Length distribution of small RNA reads and database mapping of clean reads show that our 12 small RNA libraries were highly enriched in miRNAs. High throughput sequencing is a very effective means to generate a digitalized expression profile of miRNAs due to its high specificity and sensitivity. In this aspect, expression levels of the conserved and non-conserved miRNA families were profiled where osa-miR397a/b, osa-miR408-5p and osa-miR528-5p were surprisingly found to be significantly more abundantly expressed in the leaf and stem tissues of drought-tolerant rice varieties under drought-free conditions. Twenty-six novel miRNA candidates involved in the regulation of diverse biological process were identified based on the detection of miRNA*. Out of their 110 predicted targets, we confirmed 16 targets from 5 novel microRNA candidates.
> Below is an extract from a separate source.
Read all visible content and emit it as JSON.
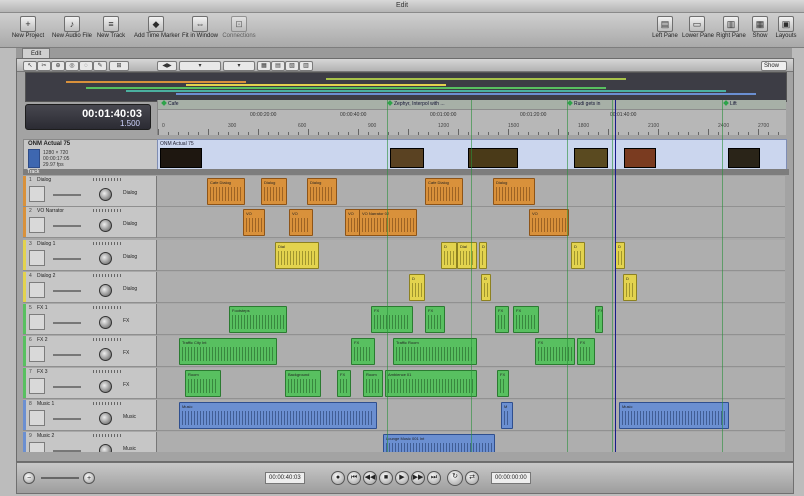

In this study, we have identified 49 families of drought-responsive miRNAs in the 12 small RNA libraries generated from the leaf and stem tissues of three different rice varieties. Among them, 28 families are differentially expressed between both leaf and stem tissues while a few miRNA families (osa-MIR156, osa-MIR164 and osa-MIR827) are suggested to have tissue specificity in their differential expression. Notably, we also identify four miRNA families (osa-MIR397, osa-MIR398, osa-MIR408 and osa-MIR528) that display opposite differential expression patterns between the tolerant and susceptible rice varieties in the leaf tissues. These miRNA families have been known to be involved in regulating important biological processes such as starch metabolism, antioxidant defence, respiration and photosynthesis. With this information, it is very likely that these four miRNAs are playing a major regulatory role in drought response of rice, to an extent that the different tolerance levels of rice varieties towards drought are accounted. From the perspective of GO biological process enrichment, four drought-responsive miRNAs, osa-miR166e-3p, osa-miR166h-5p*, osa-miR169r-3p* and osa-miR397a/b, have target(s) that regulate several GO biological processes, indicating their potential function as major regulators in plant response towards drought stress. However, further experimentation is required to functionally study these miRNAs in order to unravel their delicate regulatory circuitry.

Methods

Plant materials and treatment

Three rice varieties with different drought tolerance: Vandana (drought-tolerant [66]; ancestry is 50 % tropical japonica and 50 % aus), Aday Sel (drought-tolerant [67]; aus) and IR64 (drought susceptible [67]; indica) were used. They were planted in potted soil in greenhouse subjected to natural solar radiation. All plants were grown under well-water conditions up to 3 weeks following emergence. For each rice variety, two experimental conditions were set up, which were drought and control. Drought treatment was given to 3 week old seedlings by stopping the watering according to the modified dry-down protocol in glasshouse [68]. The afternoon before drought treatment, all pots were fully watered (saturation). After draining overnight, the pots were enclosed in white plastic bags, around the stem to prevent direct soil-evaporation, and to avoid a rapid imposition of drought stress and homogenize the development of drought stress across replicated plants. A small tube was inserted in the plastic bags for re-watering pots. The pots were weighed after enclosing in plastic bags and this value was recorded as the initial target pot weight. Thereafter, the pots were weighed every morning at 8 AM and re-watering was only given to control plants to maintain their initial target pot weight. Drought treatment lasted until the leaves of the stressed plants started to roll (approximately 21 days). At that point, leaf and stem samples from each group were collected, snap frozen and kept in −80 °C until use. Taking account of the three experimental factors: the rice variety, experimental condition and plant tissue, a total of 12 small RNA libraries were constructed.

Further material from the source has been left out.